| Single Nucleosome Imaging in Living Human Cells
Approximately 2 m of human genomic DNA is
organized in the cell. DNA is wrapped around core histones and forms a
nucleosome fiber known as “beads-on-a-string”. The nucleosome fiber has
long been assumed to be folded into a regular 30-nm chromatin fiber and
larger fibers folded into helical structures. However, several lines of
evidence, including our recent studies using cryoelectron microscopy and
synchrotron X-ray scattering analyses1-4) demonstrated no regular structure >11 nm in interphase chromatin and
mitotic chromosomes. These findings suggest that interphase chromatin and
mitotic chromosomes consist of compact and irregularly folded nucleosome
fibers without a 30-nm chromatin structure (i.e., a polymer melt-like structure). This structure implies a less physically
constrained and more locally dynamic state. Nucleosome fibers may thus
be constantly moving and rearranging at the local level, which may be crucial
for protein factors in the search for genomic DNA. How can we observe such
local behavior of the nucleosome in living human cells?

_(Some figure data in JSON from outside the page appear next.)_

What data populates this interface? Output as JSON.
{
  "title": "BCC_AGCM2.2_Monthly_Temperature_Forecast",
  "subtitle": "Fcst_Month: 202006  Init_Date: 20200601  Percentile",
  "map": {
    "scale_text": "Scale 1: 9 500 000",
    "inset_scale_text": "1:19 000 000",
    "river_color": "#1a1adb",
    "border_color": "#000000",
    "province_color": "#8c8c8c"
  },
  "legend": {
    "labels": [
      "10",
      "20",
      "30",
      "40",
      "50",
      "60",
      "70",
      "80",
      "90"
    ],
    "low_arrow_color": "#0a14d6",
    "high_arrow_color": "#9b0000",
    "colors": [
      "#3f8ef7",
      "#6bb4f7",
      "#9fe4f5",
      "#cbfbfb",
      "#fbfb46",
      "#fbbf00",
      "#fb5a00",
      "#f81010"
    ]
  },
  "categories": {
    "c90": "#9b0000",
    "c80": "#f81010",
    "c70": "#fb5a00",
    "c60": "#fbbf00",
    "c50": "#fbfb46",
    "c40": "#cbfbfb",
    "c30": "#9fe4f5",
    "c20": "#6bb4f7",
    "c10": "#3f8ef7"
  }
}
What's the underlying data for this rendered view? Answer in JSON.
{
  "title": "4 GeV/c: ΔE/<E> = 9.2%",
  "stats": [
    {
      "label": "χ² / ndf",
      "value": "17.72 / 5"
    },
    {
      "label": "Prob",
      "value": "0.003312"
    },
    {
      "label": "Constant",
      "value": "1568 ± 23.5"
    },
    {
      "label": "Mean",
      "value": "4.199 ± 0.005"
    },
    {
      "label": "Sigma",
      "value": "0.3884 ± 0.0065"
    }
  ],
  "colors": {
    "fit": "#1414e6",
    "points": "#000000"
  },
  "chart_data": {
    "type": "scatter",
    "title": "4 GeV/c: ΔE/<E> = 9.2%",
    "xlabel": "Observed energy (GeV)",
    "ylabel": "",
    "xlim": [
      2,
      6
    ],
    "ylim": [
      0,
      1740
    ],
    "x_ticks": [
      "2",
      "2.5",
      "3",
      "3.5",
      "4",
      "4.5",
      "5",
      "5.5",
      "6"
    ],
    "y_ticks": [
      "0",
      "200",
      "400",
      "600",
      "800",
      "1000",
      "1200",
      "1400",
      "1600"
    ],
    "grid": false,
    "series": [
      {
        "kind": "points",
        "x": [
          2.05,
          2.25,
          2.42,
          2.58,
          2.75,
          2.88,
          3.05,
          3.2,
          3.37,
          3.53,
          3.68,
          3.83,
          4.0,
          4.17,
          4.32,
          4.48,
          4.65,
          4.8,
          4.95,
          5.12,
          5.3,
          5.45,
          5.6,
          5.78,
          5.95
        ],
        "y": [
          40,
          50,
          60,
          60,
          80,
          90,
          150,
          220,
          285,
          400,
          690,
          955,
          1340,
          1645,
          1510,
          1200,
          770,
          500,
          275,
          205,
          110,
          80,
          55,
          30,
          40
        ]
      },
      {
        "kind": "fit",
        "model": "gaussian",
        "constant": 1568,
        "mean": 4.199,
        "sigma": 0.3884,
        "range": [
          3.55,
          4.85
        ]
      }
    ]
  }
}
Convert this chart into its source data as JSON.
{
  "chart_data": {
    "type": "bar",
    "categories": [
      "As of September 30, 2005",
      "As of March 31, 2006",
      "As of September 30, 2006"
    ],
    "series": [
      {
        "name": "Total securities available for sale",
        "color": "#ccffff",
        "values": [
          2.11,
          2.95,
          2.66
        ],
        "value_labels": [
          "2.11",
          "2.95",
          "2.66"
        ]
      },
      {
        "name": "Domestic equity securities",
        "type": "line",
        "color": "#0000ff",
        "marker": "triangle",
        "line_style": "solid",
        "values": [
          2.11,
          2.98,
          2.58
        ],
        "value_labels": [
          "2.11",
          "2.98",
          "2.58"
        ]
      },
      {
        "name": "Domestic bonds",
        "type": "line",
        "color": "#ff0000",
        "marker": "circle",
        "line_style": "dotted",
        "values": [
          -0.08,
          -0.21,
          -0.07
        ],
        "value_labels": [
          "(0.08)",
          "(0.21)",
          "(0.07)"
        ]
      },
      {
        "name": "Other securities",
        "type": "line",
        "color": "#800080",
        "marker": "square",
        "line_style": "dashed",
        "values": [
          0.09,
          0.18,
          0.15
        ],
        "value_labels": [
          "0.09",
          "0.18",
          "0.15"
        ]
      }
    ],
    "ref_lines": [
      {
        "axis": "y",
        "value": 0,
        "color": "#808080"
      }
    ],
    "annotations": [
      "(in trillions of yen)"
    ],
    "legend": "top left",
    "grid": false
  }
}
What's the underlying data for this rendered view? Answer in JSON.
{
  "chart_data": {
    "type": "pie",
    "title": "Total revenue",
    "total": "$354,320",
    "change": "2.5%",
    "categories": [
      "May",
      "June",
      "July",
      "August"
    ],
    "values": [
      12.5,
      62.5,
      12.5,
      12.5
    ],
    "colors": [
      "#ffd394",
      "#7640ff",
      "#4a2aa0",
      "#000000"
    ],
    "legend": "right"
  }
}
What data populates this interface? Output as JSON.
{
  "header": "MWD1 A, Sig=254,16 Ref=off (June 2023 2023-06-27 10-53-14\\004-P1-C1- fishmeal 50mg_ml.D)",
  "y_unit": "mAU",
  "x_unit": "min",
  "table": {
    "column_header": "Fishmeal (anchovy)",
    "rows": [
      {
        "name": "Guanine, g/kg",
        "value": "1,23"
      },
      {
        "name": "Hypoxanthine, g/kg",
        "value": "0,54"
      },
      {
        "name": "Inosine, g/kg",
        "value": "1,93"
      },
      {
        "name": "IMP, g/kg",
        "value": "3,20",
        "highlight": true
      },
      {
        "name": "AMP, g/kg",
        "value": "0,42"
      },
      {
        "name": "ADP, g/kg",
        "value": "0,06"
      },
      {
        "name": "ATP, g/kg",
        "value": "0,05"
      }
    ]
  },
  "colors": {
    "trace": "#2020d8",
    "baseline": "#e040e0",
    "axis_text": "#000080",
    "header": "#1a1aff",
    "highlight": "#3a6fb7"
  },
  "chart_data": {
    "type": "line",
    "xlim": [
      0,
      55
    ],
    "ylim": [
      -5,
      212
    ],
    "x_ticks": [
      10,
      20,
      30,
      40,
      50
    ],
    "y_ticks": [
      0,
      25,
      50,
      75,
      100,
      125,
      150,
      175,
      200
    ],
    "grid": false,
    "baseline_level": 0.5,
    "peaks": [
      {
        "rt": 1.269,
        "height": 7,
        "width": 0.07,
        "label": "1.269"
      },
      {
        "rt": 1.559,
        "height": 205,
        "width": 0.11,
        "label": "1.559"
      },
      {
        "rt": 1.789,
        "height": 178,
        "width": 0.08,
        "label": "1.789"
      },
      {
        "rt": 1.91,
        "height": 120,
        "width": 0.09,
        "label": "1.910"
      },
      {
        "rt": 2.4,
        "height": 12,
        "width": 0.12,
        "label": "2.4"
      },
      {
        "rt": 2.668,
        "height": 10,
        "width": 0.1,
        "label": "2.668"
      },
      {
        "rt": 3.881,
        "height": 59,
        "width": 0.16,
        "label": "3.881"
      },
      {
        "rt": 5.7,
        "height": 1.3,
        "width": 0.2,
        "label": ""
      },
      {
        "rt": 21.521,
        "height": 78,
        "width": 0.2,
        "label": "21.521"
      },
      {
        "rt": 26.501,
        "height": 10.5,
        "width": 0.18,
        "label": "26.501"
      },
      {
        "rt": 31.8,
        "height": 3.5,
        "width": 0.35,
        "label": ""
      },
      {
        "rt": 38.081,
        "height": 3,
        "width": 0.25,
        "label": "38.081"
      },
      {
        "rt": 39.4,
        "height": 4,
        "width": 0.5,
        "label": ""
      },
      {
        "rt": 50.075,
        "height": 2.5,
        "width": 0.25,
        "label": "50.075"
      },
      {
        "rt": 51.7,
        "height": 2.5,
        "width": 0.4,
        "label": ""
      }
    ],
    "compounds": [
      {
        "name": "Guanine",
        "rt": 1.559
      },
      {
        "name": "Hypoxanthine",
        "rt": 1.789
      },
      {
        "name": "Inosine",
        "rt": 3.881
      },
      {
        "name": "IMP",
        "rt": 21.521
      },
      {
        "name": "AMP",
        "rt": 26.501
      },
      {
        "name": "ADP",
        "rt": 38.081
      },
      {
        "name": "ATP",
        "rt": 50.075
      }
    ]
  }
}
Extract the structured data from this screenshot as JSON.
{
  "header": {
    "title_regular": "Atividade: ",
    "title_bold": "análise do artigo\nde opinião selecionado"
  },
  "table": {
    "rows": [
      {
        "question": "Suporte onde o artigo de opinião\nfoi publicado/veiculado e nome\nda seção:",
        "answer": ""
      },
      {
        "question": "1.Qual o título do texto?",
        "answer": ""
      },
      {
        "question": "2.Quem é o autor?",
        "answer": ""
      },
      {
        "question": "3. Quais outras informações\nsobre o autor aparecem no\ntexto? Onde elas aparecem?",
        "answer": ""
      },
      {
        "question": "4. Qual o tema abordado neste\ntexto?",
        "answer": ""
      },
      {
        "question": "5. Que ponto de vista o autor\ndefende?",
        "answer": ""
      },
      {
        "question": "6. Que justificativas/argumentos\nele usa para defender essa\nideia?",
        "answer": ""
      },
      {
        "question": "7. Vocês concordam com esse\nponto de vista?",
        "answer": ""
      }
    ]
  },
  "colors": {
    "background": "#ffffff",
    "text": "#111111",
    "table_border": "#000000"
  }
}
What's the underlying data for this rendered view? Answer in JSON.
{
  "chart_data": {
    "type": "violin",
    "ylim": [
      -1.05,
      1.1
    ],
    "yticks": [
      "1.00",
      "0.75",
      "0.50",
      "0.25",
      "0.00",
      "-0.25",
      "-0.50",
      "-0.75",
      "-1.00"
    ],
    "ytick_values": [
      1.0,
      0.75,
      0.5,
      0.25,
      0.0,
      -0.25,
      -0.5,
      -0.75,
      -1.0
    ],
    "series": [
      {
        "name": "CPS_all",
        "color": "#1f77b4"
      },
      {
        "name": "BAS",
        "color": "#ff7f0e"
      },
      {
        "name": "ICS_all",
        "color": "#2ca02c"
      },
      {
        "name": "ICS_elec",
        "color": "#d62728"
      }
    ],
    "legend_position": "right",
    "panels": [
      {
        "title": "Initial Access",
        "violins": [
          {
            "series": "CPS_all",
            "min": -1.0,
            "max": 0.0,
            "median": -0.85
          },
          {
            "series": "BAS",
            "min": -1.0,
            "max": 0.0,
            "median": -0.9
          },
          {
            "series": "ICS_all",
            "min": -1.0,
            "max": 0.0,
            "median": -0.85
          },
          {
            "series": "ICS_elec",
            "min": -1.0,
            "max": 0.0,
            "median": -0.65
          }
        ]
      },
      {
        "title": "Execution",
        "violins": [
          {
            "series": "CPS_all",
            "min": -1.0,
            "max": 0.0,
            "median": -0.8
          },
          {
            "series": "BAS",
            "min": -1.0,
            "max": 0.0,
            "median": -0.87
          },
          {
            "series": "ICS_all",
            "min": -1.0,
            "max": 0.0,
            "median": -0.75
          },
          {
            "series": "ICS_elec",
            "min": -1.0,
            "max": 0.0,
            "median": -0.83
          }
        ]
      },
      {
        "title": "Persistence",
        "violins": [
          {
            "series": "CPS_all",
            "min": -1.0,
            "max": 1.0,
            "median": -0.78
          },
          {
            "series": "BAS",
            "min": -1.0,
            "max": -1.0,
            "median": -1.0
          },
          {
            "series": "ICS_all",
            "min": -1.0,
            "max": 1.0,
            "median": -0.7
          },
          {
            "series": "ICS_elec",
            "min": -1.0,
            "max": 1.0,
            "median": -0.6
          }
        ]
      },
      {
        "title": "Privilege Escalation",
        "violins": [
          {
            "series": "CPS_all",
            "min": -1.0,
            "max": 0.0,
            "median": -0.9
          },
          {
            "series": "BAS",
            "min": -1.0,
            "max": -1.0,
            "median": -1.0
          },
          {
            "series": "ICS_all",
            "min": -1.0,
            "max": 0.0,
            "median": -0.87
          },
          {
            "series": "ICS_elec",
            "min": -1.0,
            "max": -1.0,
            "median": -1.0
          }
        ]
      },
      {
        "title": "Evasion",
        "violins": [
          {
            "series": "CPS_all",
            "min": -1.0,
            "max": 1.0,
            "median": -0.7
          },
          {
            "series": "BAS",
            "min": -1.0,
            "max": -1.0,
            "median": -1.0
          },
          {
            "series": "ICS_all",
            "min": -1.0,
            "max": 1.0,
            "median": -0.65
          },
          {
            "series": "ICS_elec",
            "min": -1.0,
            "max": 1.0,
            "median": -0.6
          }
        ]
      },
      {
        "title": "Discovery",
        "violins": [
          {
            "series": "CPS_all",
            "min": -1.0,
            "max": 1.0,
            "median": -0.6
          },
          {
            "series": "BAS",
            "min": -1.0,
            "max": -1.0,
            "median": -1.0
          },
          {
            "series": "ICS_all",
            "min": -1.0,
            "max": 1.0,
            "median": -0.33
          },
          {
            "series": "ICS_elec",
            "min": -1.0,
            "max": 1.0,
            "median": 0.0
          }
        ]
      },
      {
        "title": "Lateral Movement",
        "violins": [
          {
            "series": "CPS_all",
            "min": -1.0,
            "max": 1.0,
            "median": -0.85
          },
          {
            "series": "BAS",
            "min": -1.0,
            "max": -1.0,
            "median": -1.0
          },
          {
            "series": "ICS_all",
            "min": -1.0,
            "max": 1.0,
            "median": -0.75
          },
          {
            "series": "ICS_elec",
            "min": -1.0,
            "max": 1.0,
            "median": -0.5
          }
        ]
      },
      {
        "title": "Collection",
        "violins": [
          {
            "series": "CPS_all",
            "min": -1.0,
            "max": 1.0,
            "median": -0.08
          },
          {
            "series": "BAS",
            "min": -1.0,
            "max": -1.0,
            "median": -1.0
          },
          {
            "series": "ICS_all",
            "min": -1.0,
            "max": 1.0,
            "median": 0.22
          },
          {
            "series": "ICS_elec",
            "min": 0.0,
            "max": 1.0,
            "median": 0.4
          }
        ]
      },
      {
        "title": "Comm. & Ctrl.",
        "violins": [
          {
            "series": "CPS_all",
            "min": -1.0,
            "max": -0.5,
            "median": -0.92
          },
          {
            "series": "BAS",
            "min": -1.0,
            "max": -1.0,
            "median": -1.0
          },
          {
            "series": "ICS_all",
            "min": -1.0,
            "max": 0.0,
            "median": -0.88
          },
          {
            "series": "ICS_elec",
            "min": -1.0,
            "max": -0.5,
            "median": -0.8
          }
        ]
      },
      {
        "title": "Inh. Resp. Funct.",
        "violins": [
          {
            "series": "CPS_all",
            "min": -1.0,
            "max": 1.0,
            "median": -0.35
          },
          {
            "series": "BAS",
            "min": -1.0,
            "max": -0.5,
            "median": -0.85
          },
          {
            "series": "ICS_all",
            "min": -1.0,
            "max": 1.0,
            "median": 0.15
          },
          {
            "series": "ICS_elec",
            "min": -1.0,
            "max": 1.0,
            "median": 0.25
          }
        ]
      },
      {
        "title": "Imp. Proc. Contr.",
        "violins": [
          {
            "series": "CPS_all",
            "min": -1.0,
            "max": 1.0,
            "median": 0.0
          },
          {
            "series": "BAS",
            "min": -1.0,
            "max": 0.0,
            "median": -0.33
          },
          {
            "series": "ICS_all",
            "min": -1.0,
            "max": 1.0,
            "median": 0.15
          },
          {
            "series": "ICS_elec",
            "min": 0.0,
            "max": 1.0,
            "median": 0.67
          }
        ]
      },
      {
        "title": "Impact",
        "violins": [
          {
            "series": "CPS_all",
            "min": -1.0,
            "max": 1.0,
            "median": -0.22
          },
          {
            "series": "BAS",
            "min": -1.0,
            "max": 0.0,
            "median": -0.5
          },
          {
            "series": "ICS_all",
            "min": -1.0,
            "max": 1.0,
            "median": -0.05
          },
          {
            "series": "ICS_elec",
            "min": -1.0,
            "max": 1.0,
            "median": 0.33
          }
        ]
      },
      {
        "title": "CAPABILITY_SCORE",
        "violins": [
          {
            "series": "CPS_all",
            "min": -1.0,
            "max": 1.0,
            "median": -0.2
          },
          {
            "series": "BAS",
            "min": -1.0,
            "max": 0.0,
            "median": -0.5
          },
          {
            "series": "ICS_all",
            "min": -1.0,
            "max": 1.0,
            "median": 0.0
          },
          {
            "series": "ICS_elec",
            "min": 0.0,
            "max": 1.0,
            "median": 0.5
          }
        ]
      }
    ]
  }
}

To observe single nucleosomes and analyze their local dynamics in living human cells, histone H2B was fused with photoactivatable (PA)-green fluorescent protein (GFP) and expressed in HeLa cells at a very low level.5,6) For single nucleosome imaging, an oblique illumination microscope was
used to illuminate a limited thin area within the cell (Nikon laser TIRF
microscope system Ti with sapphire 488-nm laser). Generally, PA-GFP exhibits
green fluorescence only after activation by a 405-nm laser. However, we
unexpectedly found that a small fraction of H2B-PA-GFP in HeLa cells was
spontaneously activated without laser stimulation.5,6) The cover image shows a typical single nucleosome image of a living HeLa
cell. Each bright dot in the nucleus represents a single H2B-PA-GFP in
a single nucleosome. Nucleosome signals in interphase chromatin and mitotic
chromosomes in living HeLa cells were recorded at a video rate of ca. 30 ms/frame. Local nucleosome fluctuation was observed (ca. 50 nm movement/30 ms), presumably caused by Brownian motion.5,6) Three representative trajectories of fluorescently tagged single nucleosomes
are shown (bottom left; scale bar=100 nm).
Combined with a computer simulation, our results suggest that local nucleosome dynamics facilitate chromatin accessibility and play a critical role in scanning genome information.5,6) A scheme of our results is shown (bottom right). In the cell, nucleosome fibers (orange spheres and lines) are irregularly folded and fluctuate. This nucleosome fluctuation assists a protein factor (green sphere) to reach a target sequence in the genome (blue sphere).
(Tadasu Nozaki1,2, Ryosuke Imai1,3, Sachiko Tamura1, and Kazuhiro Maeshima1,3*, 1 Structural Biology Center, National Institute of Genetics, Mishima, Shizuoka
411-8540, Japan. 2 Institute for Advanced Biosciences, Keio University, Fujisawa, Kanagawa.
3 Department of Genetics, Sokendai, Mishima, Shizuoka.)
1) Eltsov et al. (2008) Proc. Natl. Acad. Sci. USA 105: 19732–19737.
2) Maeshima et al. (2010) Curr. Opin. Cell Biol. 22: 291–297.
3) Nishino et al. (2012) EMBO J. 31: 1644–1653.
4) Joti et al. (2012) Nucleus 3: 404–410.
5) Hihara et al. (2012) Cell Reports 2: 1645–1656.
6) Nozaki et al. (2013) Nucleus 4: 349–356.